As the Longhorns took the field in the bottom of the first inning, the stands came to life. Fans yelling and cheering with the excitement of a kid receiving a Christmas gift he had been wanting since summer. It was baseball time!
Texas showed their ability offensively and defensively with several great plays in the field along with some timely hitting. Jordan Danks made what could be the catch of the year, in only the first game. On a deep fly ball to left center, Danks turned and raced toward the wall at a full sprint. At the last second, he dove horizontally, catching the ball and landing on the warning track. The catch forced the runner on first to go back to first, saving a potential run. It was one of the most impressive defensive plays I have seen in a long time.
Everyone knows how good Danks is, but I was curious how the underclassmen were going to perform under the pressure of playing college baseball. Kevin Keyes, freshman left fielder, was especially impressive at the plate, going 3 for 4 with a double in his first collegiate start and 2 for 3 with three runs scored in the second game on Saturday. Sophomore Brandon Belt was the star of the show in game two, as he went 4 for 5 with two doubles and scored four runs. Danks and Kyle Russell were quietly productive, logging several hits apiece during the series. Russell hit his first dinger of the season – and the first for the Horns – in the second game to left center, and I am quite sure there will be more to come from him throughout the season.

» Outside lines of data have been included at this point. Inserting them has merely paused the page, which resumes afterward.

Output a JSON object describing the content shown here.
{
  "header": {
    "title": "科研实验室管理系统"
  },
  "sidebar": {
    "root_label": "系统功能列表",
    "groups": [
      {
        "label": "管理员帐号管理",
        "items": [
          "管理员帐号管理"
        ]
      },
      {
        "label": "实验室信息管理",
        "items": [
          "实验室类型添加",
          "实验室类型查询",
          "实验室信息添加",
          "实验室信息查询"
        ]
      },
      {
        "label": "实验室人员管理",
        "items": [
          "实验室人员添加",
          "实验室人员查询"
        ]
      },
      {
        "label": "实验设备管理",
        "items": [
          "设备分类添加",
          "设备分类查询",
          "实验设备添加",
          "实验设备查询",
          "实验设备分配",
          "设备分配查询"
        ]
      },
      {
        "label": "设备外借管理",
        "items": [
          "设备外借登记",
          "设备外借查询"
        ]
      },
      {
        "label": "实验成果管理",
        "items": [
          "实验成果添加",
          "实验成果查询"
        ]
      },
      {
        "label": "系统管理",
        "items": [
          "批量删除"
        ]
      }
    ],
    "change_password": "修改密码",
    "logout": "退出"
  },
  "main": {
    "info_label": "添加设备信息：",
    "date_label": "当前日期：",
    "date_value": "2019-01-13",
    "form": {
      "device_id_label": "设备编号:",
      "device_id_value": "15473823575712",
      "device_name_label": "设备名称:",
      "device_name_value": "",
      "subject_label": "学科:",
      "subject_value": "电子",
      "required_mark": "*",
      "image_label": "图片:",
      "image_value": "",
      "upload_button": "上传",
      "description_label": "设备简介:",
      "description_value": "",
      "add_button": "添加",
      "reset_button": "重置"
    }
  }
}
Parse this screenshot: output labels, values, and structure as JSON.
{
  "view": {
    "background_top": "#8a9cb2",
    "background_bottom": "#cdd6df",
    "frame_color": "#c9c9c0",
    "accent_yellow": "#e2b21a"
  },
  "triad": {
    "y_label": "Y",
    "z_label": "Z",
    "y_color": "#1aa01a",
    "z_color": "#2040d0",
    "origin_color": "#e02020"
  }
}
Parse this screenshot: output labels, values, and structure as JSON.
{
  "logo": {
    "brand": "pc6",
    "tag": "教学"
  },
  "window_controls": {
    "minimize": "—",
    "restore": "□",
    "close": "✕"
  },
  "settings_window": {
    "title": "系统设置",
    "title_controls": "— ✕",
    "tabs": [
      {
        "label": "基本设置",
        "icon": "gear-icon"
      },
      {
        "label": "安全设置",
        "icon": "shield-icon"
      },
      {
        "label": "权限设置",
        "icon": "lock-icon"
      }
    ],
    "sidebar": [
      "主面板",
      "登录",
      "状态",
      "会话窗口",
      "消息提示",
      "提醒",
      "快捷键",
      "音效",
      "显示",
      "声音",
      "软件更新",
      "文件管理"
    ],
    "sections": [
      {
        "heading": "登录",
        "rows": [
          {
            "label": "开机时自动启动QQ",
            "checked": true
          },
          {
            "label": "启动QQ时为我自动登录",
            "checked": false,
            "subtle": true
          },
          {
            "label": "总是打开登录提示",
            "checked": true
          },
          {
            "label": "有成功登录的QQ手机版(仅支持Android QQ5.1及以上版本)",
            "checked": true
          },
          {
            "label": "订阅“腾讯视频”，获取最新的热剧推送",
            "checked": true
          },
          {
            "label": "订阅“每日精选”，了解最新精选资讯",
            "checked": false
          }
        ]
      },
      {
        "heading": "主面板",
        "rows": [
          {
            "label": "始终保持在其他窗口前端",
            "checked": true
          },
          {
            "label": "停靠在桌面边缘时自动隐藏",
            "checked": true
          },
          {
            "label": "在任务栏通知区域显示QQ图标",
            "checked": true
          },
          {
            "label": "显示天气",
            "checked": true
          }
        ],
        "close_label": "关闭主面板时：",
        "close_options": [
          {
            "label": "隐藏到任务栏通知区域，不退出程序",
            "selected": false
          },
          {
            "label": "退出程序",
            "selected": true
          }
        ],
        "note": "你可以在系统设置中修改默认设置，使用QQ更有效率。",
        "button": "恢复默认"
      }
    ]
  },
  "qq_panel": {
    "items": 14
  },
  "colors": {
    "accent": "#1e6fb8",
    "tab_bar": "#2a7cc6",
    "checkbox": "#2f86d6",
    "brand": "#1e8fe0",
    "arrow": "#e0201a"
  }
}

The Longhorn pitchers were equally impressive. Opening day starter, Austin Wood, had a no-hitter broken up with two outs in the fifth inning. Brandon Workman, a freshman from Bowie, Texas, came on in relief and pitched two no-hit innings in his first college appearance. Freshman Cole Green started game two and only gave up one run in his four innings pitched as another freshman Chance Ruffin closed the game out with a three-inning save.
Texas swept the series in dominating fashion and gave the fans much to cheer about and hope for this season. With the consistency of the upperclassmen and the obvious ability of the youngsters, it wouldn’t surprise me if UT fans were quite happy come postseason time.